High dynamic range torque control a.k.a. HDRT is a torque control technology built in VSD-E/XE series, Argon servo drive series as well as ION drive series. HDRT yields approximately 14 bits of torque resolution which is 16 times higher compared to standard 10 bit torque resolution found from an average drive. HDRT has been implemented by using on-the-fly adjusting current sensor gain control combined with low noise electronics and at least 16 bit digital signal path inside the drive.
Contributions[edit | edit source]
- Smoother, less jittering motion when combined with high resolution feedback
- Quieter operation, reduced noise from motor
- Allow supporting wide power range of motors within single drive
- All automatic & transparent - no configuration needed
How does HDRT work[edit | edit source]
HDRT is mainly based on high precision current sensing of motor coils. Motor coil current sensing is one of the most critical component in a well behaving motor drive. This is true because current readout data is being used as feedback signal for closed loop torque controller as motor torque is directly proportional to coil currents. The importance of good torque control can be understood by knowing the fact that the the final step in drive’s signal path is always a torque controller. This means, any error in current sensing will eventually reflect to motor shaft, no matter which control mode is being used.
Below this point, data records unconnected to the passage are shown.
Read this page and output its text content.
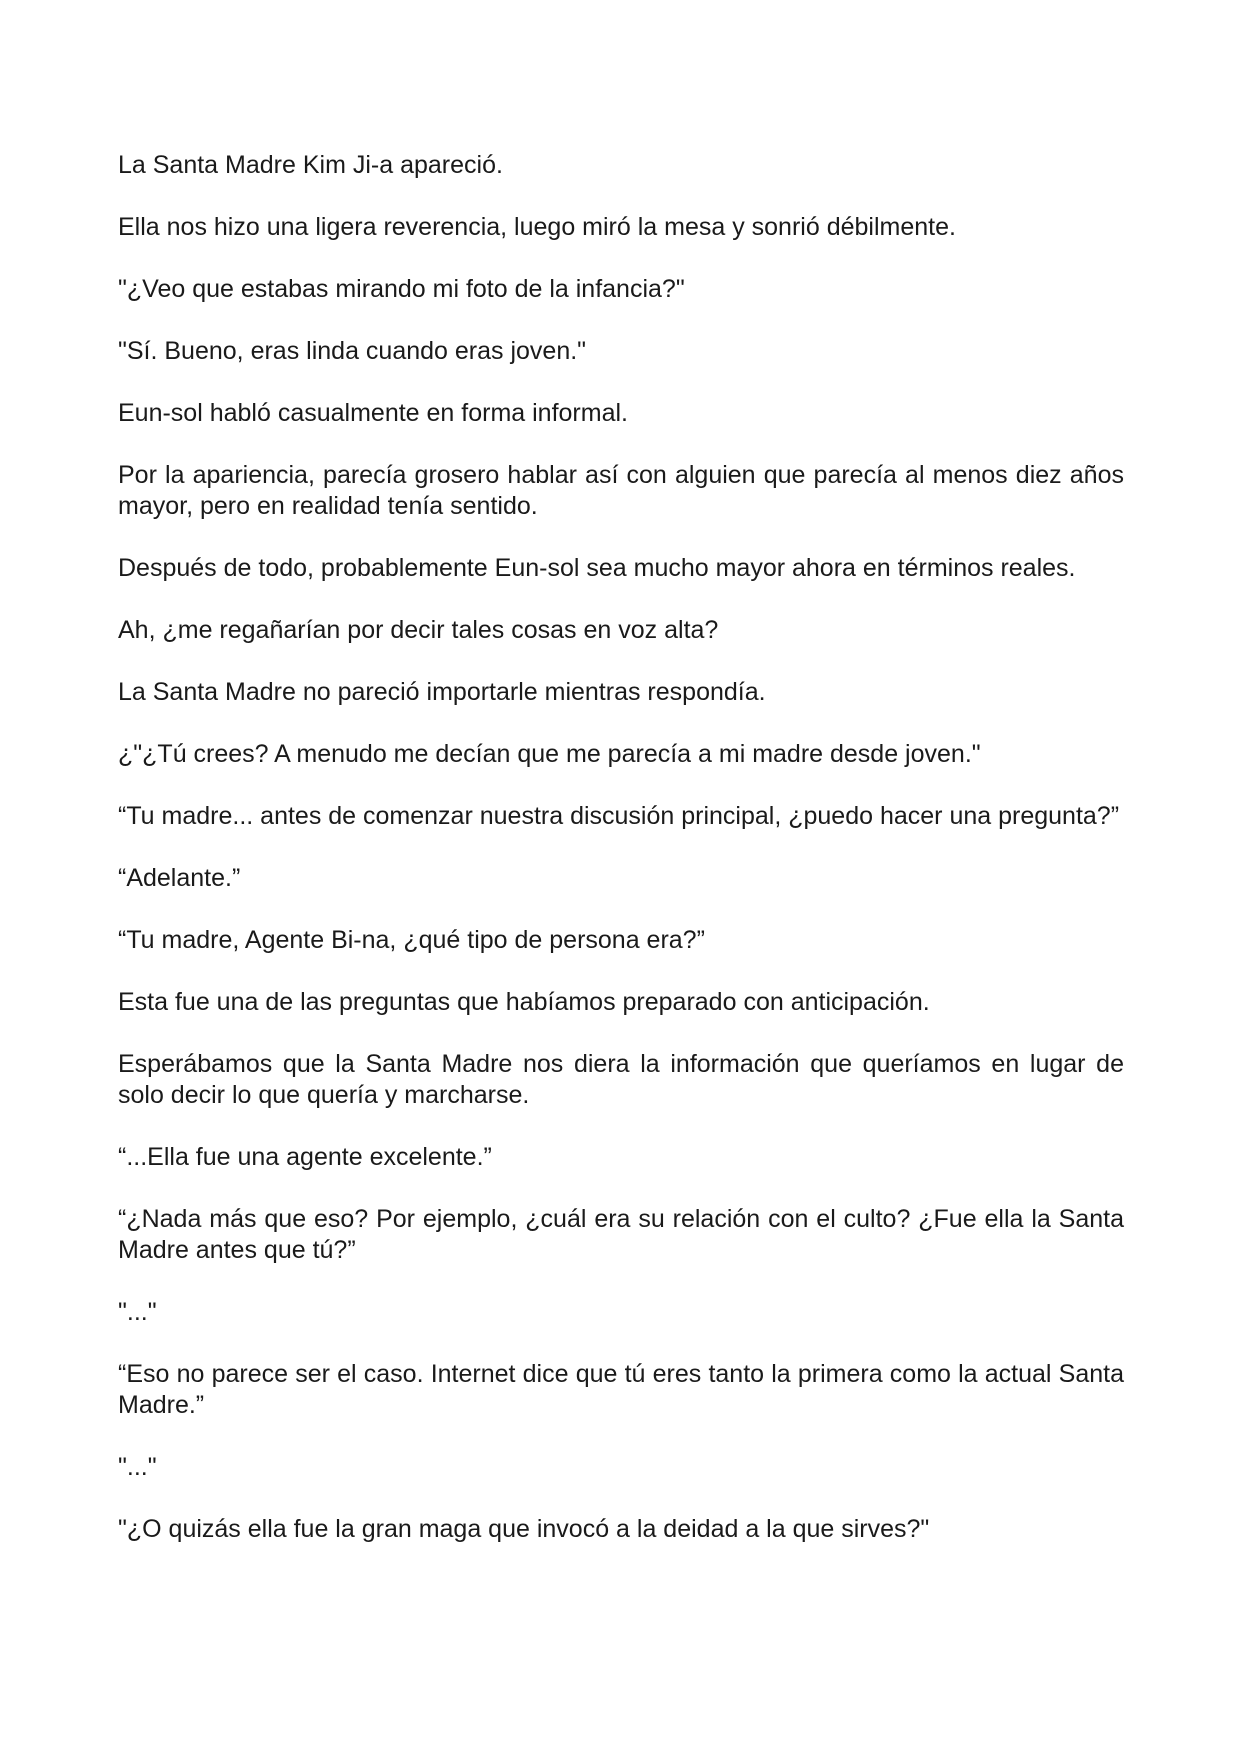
La Santa Madre Kim Ji-a apareció.

Ella nos hizo una ligera reverencia, luego miró la mesa y sonrió débilmente.

"¿Veo que estabas mirando mi foto de la infancia?"

"Sí. Bueno, eras linda cuando eras joven."

Eun-sol habló casualmente en forma informal.

Por la apariencia, parecía grosero hablar así con alguien que parecía al menos diez años mayor, pero en realidad tenía sentido.

Después de todo, probablemente Eun-sol sea mucho mayor ahora en términos reales.

Ah, ¿me regañarían por decir tales cosas en voz alta?

La Santa Madre no pareció importarle mientras respondía.

¿"¿Tú crees? A menudo me decían que me parecía a mi madre desde joven."

“Tu madre... antes de comenzar nuestra discusión principal, ¿puedo hacer una pregunta?”

“Adelante.”

“Tu madre, Agente Bi-na, ¿qué tipo de persona era?”

Esta fue una de las preguntas que habíamos preparado con anticipación.

Esperábamos que la Santa Madre nos diera la información que queríamos en lugar de solo decir lo que quería y marcharse.

“...Ella fue una agente excelente.”

“¿Nada más que eso? Por ejemplo, ¿cuál era su relación con el culto? ¿Fue ella la Santa Madre antes que tú?”

"..."

“Eso no parece ser el caso. Internet dice que tú eres tanto la primera como la actual Santa Madre.”

"..."

"¿O quizás ella fue la gran maga que invocó a la deidad a la que sirves?"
One major motivator behind HDRT is to expand the range of motors that can be driven with single drive without exhibiting any of the typical drawbacks that come when a small motor is being driven with a large drive (motor hiss, jitter, torque ripple, position hunting). It also gives maximum precision for those who want the best performance in torque control mode.
Illustration of measured current signals from ION. Each phase current is measured in two channels: with high sensitivity and low sensitivity. The high sensitivity signal has higher precision but is limited to about +/-3.5A range. The low sensitivity signal has range of +/-23A but comes with less precision. The drive combines these two signals into one by making it both precise and high dynamic range.